One reason to turn the other cheek is that sometimes it prevents things from becoming irreparable.
What you really value is often what you will forego pleasure and endure pain for.
Examination in and of itself implies something beyond the examination.
We can only determine whether a sample is random by induction. (This is important for the law of large numbers in the context of induction.)
the fecundity of induction in facilitating other kinds of reasoning
Events are only known as linked together.
statistical sampling as analogical inference
statistica inference and triplex via:
(1) The sample should not be confused with the population.
(2) The sample is derived from the population.
(3) The population is at least adequate to account for the sample.
In actual use, 'All ravens are black' and 'All nonblack things are nonravens' are usually not used in the same universes of discourse.
Narrative sense is the combination of causal sense and profile-fitting sense; often in intricate ways.
Even occult qualities explain/predict in the sense that they assign higher and lower probabilities to different possibilities.
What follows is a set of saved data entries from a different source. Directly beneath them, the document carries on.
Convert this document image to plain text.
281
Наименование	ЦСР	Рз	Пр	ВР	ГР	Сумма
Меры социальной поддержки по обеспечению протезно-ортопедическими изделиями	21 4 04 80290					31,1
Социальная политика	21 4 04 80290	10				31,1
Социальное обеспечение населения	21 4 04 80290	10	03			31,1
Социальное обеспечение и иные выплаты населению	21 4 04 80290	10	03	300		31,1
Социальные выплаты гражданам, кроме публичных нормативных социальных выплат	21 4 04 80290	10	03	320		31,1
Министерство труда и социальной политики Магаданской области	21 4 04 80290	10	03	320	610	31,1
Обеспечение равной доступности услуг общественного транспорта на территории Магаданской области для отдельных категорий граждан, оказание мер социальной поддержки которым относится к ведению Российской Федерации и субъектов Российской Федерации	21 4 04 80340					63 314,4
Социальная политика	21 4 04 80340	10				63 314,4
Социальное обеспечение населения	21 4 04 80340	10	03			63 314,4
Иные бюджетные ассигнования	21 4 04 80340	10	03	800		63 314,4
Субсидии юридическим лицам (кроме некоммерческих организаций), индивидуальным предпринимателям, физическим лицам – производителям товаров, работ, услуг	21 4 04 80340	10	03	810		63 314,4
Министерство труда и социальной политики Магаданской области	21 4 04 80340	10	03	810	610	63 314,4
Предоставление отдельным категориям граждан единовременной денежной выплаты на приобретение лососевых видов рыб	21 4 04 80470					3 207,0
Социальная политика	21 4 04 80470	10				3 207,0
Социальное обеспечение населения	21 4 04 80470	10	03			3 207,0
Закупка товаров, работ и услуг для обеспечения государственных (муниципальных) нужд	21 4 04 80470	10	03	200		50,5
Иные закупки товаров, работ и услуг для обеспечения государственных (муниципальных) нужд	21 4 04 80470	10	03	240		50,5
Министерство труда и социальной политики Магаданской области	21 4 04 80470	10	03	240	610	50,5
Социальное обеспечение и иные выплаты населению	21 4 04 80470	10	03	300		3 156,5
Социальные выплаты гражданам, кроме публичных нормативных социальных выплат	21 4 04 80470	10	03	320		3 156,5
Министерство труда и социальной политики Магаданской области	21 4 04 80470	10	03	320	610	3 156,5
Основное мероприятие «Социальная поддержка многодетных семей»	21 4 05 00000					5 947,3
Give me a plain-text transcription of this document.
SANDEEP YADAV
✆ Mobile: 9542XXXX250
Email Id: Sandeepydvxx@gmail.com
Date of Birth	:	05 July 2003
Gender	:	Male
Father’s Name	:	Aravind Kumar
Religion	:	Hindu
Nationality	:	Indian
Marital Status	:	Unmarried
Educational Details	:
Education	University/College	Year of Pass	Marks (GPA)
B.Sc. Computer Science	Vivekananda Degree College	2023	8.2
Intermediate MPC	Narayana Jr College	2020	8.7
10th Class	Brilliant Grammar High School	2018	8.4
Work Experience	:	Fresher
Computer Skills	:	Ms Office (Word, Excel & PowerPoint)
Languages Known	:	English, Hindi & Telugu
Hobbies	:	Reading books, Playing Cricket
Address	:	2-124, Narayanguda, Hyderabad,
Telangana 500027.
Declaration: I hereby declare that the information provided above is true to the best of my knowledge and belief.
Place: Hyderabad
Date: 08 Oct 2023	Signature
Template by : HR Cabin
Dormitive virtue implies a greater probability of sleeping, and thus a lower probability of not sleeping.
functional explanations as supposing-the-system explanations
-- The end of an object at rest or moving rectilinearly at a velocity is to continue at rest or moving rectilinearly at that velocity unless it receives another end from elsewhere.
-- The change of end in an object moving or at rest is related, by vehemence and direction, to the reception of a new modification of its end.
-- When a body modifies the end of another body, the two bodies act mutually on each other so as to give each other complementary modifications of ends.
use of empty space // use of silence
demonstratives as requiring a demonstrative act (either in the use or presupposed)
three uses of pronouns: substitution, indication, quantification
-- We seem in practice to treat indicated things as if they were nouns. Castaneda holds that indicators have no antecedent, but in fact we seem to treat the indicated things as their antecedents.
The senses cannot distinguish necessary and non-necessary connections; this is different from saying that we do not sense necessary connections.
Modern theories of meaning often err by confusing reference-to and verified-of. We may refer to something with a description that is not verified of it.
Too sharp a distinction between context of discovery and context of justification distorts understanding of theory, which often operates simultaneously in both.
Scientific investigation being a social enterprise, issues of individual belief are largely secondary.
Few things so clearly prove our free will as our capacity to engage in scientific inquiry, which is a rational navigation of alternative possibilities.
yearning as the general tone of the Qur'an
The Meccan suras primarily focus on creation and judgment.
Modern Hollywood uses sex scenes as substitutes for scenes of sexual chemistry.